UK magazine publisher Future made $1 million in new tablet magazine revenue within a month of debuting 65 of its titles on iTunes’ Newsstand.

104 days after Future debuted the titles with Newsstand’s September 12 launch, tablet editor-in-chief Mike Goldsmith revealed stats at the UK Association of Online Publishers’ tablet publishing forum in London on Wednesday…

  • 75,000 subscriptions gained
  • 40 percent of orders are for subscriptions
  • 9.3 million free container apps downloads
  • 8.5 million free issues
  • 4.3 million opt-ins for push messages

Next steps: “One thing we are seeing, early doors, comparing interactive edition to flat edition, is the ‘HDs’ have a higher conversion rate,” Goldsmith said. “So we are currently looking at the wealth of page turners and saying ‘that’s our flag in the ground, which are the ones that are performing best?’ That’s great data to have. i think there’s money there.”

The magazine apps are free downloads that contain samples and offer single titles and subscriptions for purchase. Many of the 75,000 subs are short-term and cost only £0.69 regularly, so Goldsmith cautions that subscriber count could go down as well as up and not all subscribers are high-value.

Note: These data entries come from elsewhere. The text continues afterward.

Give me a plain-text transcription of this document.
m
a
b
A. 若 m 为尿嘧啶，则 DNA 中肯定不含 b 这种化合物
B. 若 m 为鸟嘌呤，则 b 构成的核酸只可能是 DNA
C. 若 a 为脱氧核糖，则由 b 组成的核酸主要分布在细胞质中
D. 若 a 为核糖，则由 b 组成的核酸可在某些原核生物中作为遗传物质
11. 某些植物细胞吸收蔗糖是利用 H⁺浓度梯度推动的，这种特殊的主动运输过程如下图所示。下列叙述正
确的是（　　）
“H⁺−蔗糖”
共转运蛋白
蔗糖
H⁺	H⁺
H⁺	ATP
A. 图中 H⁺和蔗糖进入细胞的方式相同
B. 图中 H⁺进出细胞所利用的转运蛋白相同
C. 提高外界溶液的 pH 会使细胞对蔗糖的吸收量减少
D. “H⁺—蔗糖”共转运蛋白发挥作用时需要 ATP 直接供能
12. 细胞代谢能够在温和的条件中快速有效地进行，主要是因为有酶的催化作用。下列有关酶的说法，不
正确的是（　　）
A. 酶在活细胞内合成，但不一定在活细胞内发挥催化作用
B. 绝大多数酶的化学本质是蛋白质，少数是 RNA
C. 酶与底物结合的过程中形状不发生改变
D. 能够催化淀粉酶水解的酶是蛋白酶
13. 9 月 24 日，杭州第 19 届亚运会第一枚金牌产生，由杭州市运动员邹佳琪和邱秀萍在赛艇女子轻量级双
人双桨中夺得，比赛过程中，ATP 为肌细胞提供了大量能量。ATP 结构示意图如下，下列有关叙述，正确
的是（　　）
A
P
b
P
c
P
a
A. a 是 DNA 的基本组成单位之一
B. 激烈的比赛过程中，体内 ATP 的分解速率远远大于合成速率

All but three of Future’s ipAD titles – T3, Guitarist Deluxe and Tap! – are page-turner magazine replicas. But Goldsmith said: “Flat page turners work for that sadly silent majority. If I did a T3 on every one of future’s 65 titles, I’d bankrupt the company. Until then, do expect negative comments.”

Meanwhile, resurrecting even old magazines could bring worthwhile income. “Back issues have been rejuvenated,” Goldsmith said. “We uploaded 90 back issues in to our containers on December 20 and made a high, four-figure sum in terms of profit back from that.”

Are the iPad sales damaging print? “Cannibalisation, schammnibalisation,” Goldsmith added. “Print circulations are declining – we are not going to get them back up – iPad is helping. The genie is out of the bottle, so we need to embrace it. This rulebook is blank.”